Constructing a POUR Website


All forms of communication require input into the brain via at least one of the senses of the body. The Internet is a medium of communication providing access to knowledge and processes through electronic means. The most relevant senses in this context are sight, hearing, and touch. (Other animals have learned elaborate communication systems through taste and smell, but we humans are comparatively deficient in that department. Besides, tastes and smells are harder to transmit electronically.)

Any discussion of web accessibility is based upon the assumption that people need to be able to perceive web content. They need to be able to input the information into their brain so that they can process it. If the information cannot get into the brain, it is inaccessible. As obvious as that statement may sound, it is a principle which is frequently ignored by developers. Too many sites contain web content that cannot even be perceived by some of the people who would like to access it.


People with full use of their vision are able to read text, view images, understand the visual cues afforded by web page layouts, understand the symbolic meaning of colors in certain cultural contexts (as with red and green street lights, or blue and pink baby clothing), and in general can use their eyes to make sense of information that is presented to them. This mode of perception—from the eye to the brain—is powerful, and Web developers should take full advantage of its communicative strengths. Visual perception is especially important to individuals who lack one of the other main communicative senses, such as people who are deaf. For such individuals, their remaining senses take on heightened importance.

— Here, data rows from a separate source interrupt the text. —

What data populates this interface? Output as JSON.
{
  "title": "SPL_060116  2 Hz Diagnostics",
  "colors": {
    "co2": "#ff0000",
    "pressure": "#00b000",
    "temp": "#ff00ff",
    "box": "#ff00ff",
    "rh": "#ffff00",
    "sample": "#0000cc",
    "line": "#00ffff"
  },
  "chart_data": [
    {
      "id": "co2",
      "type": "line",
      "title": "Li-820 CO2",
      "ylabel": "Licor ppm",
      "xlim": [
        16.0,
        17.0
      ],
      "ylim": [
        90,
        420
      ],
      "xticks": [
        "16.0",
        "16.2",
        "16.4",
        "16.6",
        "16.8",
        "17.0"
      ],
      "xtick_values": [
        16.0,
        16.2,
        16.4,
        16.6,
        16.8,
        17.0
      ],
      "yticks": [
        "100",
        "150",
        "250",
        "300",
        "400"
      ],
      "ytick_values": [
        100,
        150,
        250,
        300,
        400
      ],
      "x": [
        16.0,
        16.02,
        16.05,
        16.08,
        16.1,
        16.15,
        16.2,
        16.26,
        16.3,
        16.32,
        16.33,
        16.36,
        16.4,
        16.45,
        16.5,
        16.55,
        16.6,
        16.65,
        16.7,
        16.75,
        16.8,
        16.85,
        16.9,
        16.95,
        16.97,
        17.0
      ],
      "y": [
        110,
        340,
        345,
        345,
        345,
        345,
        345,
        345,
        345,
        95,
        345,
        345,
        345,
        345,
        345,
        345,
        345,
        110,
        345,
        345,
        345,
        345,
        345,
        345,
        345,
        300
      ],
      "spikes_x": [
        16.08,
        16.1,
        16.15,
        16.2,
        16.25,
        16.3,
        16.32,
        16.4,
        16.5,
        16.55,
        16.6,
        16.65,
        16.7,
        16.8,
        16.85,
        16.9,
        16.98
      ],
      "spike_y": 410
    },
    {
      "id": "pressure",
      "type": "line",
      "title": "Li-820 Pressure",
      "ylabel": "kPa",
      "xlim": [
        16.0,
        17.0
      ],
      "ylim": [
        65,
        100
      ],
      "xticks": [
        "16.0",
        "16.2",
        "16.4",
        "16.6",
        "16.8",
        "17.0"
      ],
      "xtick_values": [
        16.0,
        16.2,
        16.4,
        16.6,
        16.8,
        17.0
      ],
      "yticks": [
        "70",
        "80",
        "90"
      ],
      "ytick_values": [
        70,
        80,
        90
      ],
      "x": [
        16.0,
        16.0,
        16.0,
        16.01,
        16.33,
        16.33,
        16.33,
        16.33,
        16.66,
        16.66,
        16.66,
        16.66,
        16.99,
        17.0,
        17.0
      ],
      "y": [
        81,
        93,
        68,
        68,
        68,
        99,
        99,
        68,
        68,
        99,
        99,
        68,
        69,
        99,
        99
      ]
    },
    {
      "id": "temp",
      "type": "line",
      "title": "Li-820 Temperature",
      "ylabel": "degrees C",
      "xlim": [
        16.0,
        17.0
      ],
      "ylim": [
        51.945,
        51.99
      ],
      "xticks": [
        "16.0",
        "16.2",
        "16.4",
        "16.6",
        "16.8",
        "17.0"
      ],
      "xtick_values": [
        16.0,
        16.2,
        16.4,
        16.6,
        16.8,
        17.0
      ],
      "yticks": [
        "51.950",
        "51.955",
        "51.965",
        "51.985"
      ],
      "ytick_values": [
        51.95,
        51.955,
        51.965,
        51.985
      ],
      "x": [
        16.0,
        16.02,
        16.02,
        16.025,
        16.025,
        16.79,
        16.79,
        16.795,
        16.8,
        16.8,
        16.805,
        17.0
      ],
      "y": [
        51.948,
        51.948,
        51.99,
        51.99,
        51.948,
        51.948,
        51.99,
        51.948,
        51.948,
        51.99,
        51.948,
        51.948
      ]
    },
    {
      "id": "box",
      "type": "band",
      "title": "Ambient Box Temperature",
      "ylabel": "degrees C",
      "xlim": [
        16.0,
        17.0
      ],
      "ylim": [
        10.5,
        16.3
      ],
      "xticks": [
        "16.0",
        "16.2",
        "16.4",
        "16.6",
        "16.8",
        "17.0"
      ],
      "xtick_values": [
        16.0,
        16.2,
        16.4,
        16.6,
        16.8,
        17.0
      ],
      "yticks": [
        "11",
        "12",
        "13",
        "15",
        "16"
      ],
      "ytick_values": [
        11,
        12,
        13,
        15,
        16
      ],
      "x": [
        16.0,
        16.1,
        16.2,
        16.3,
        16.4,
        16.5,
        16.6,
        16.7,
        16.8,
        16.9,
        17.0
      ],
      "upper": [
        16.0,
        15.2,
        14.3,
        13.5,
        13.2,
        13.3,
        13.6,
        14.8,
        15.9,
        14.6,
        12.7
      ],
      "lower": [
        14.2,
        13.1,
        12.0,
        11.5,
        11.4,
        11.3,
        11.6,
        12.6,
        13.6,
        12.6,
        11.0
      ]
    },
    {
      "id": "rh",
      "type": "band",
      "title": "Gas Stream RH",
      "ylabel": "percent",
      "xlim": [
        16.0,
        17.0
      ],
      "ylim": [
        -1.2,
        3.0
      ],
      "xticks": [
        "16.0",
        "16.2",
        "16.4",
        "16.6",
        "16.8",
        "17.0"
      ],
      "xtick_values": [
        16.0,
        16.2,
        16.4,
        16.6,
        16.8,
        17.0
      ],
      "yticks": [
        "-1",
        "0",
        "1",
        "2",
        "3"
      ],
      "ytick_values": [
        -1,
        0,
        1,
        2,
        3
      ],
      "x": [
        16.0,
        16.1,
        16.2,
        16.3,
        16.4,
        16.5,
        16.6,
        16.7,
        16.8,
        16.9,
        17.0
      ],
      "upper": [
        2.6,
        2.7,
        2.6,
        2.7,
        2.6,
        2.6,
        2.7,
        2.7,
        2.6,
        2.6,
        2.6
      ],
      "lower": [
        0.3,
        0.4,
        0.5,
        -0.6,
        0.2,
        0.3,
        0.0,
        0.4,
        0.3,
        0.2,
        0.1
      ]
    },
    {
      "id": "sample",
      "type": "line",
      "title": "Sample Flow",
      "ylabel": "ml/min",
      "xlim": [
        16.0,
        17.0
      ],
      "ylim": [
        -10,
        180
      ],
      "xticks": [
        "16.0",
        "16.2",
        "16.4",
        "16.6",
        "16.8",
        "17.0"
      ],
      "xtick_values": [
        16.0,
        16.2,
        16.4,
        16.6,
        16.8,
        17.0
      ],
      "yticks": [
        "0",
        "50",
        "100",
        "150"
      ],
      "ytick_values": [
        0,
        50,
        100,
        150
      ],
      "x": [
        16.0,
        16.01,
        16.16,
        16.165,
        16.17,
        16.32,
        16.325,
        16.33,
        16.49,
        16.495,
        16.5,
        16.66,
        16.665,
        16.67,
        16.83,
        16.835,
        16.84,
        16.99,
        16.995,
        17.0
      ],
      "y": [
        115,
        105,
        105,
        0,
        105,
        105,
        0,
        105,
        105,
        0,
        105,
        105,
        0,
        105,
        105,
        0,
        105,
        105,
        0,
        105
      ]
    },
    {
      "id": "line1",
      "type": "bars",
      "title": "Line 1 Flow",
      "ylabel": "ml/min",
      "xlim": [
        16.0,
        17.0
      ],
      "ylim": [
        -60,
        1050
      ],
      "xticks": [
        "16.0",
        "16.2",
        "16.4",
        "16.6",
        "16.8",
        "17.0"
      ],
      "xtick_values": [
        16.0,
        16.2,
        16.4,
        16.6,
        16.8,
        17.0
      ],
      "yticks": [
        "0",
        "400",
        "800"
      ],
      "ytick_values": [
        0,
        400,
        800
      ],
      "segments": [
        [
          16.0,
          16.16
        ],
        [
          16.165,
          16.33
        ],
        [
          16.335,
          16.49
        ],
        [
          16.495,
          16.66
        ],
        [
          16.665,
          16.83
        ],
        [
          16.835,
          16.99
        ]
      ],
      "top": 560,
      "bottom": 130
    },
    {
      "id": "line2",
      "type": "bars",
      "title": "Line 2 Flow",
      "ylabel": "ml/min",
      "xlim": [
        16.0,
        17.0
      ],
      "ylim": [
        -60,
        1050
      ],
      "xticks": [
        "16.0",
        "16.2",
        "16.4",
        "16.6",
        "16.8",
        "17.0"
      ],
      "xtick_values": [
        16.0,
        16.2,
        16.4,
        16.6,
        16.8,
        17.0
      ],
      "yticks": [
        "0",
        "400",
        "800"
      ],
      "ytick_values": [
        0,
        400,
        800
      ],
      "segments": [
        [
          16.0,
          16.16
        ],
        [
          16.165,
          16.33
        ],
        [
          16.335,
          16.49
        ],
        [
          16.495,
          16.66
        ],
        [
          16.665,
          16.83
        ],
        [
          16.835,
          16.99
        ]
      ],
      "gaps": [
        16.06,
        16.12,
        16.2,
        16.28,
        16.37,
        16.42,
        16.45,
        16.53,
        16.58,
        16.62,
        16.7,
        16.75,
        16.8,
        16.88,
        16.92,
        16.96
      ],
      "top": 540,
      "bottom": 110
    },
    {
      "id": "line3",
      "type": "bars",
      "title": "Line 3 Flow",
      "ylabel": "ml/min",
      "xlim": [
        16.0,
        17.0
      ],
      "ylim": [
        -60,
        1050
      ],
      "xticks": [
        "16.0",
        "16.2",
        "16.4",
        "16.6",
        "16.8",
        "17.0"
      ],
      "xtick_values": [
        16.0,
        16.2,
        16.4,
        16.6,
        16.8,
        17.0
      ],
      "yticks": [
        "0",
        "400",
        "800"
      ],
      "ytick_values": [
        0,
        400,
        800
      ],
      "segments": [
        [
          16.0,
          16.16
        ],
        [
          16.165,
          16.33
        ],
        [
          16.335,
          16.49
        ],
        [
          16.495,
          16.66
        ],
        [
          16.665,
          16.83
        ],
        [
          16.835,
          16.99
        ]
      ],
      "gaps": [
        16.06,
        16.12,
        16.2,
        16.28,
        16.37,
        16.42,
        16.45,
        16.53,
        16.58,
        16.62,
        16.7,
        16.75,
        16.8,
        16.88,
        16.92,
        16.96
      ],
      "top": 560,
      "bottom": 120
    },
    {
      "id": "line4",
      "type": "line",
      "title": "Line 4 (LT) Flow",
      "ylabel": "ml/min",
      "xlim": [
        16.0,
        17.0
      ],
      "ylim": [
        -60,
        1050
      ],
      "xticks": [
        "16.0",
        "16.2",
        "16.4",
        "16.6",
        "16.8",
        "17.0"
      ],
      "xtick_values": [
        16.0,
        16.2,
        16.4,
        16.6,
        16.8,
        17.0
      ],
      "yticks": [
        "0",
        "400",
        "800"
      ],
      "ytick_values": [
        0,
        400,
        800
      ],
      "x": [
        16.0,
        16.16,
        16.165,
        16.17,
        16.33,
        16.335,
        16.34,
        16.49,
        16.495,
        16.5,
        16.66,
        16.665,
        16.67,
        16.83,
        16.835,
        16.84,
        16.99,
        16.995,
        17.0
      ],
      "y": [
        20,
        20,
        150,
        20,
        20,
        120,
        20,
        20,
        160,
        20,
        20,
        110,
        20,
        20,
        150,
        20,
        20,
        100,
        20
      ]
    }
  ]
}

However, there are people who cannot take full advantage of this mode of communication. Some people have no vision at all. Others have a limited amount of vision. For these individuals, other modes of communication are necessary. In some cases this means that information must be converted into a format which they can more easily perceive, such as an audio format. Assistive technologies can perform this conversion, but only if the content is designed with accessibility in mind.

See also Visual Disabilities.


Oral conversations between people are a daily occurrence. People talk at home, in the office, on the phone, and, increasingly, on the Internet. The Internet enables people to engage in voice chats, to leave voice messages, to watch videos, to hear music, to listen to web radio broadcasts, and to participate in numerous other kinds of audio interactions with other people or with electronic content prepared by other people. The number and kinds of audio interactions will only increase as Web technologies mature and proliferate.

Technologies and methods exist for making audio information available to people who cannot hear it. These technologies and methods cannot help anybody though unless someone actually uses them to make the information accessible to people who cannot hear it.

See also Auditory Disabilities.


For most people, touch is not their main form of communication. For them, touch may have relevance for indirect expressions of solidarity, as in romantic relationships (physical intimacy), among friends (hugs, high-fives, handshakes), with children (rocking babies to sleep, holding children when they're scared), and other situations that communicate emotions but which do not directly communicate information per se.

For individuals who have neither sight nor hearing, touch is the most important form of communication of all. Interpersonal communication is possible through sign language, in which two people use their hands to feel each other's gestures, signed language, and body movements. The fingers can be used to perceive textual information printed in Braille formats. In fact, refreshable Braille devices can convert text into Braille output for use on the web.

For more information, read the Screen Readers section of the Blindness article.


Since not everyone has the same abilities or equal use of the same senses, one of the main keys to accessibility is ensuring that information is transformable from one form into another, so that it can be perceived in multiple ways. Text can be transformed into audio and into Braille by the assistive technologies used by people with disabilities. Audio can be transformed into text, but this must be done before it reaches the user, because technologies to automatically convert audio to text are usually unreliable and not commonly available to users who might need them. Graphics, animations, and videos are similar to audio in the sense that developers must provide the text alternative to users.

Overall, text is the most easily and most universally transformable format. However, this does not mean that web accessibility means an end to all non-text elements. On the contrary, the non-text elements in many cases are crucial to accessibility, as explained in Text-only Versions.

The take-home message is that the information must be perceivable somehow. That is the first step to accessibility upon which all others are based, and without which accessibility cannot happen.

Content vs. Style and Presentation

The main content should be separable from the way it is styled or presented. Even though styling can enhance the user experience, and in some cases even improve comprehension, the main message should not depend on the mode of presentation. Semantic structure and meaning should be independent of the "look and feel." This is important because not all users will be able to perceive the presentational look and feel aspects of web content. When the presentation is disabled, the web content should still be able to communicate its message effectively.

See Creating Semantic Structure for more information.

In addition, background colors, graphics, and sounds should not interfere with the content. If the main content is presented in an audio format, background sounds should not obscure the message. Content presented in a visual format should likewise be distinguishable from extraneous stylistic visual elements. Text should be distinguishable from its background.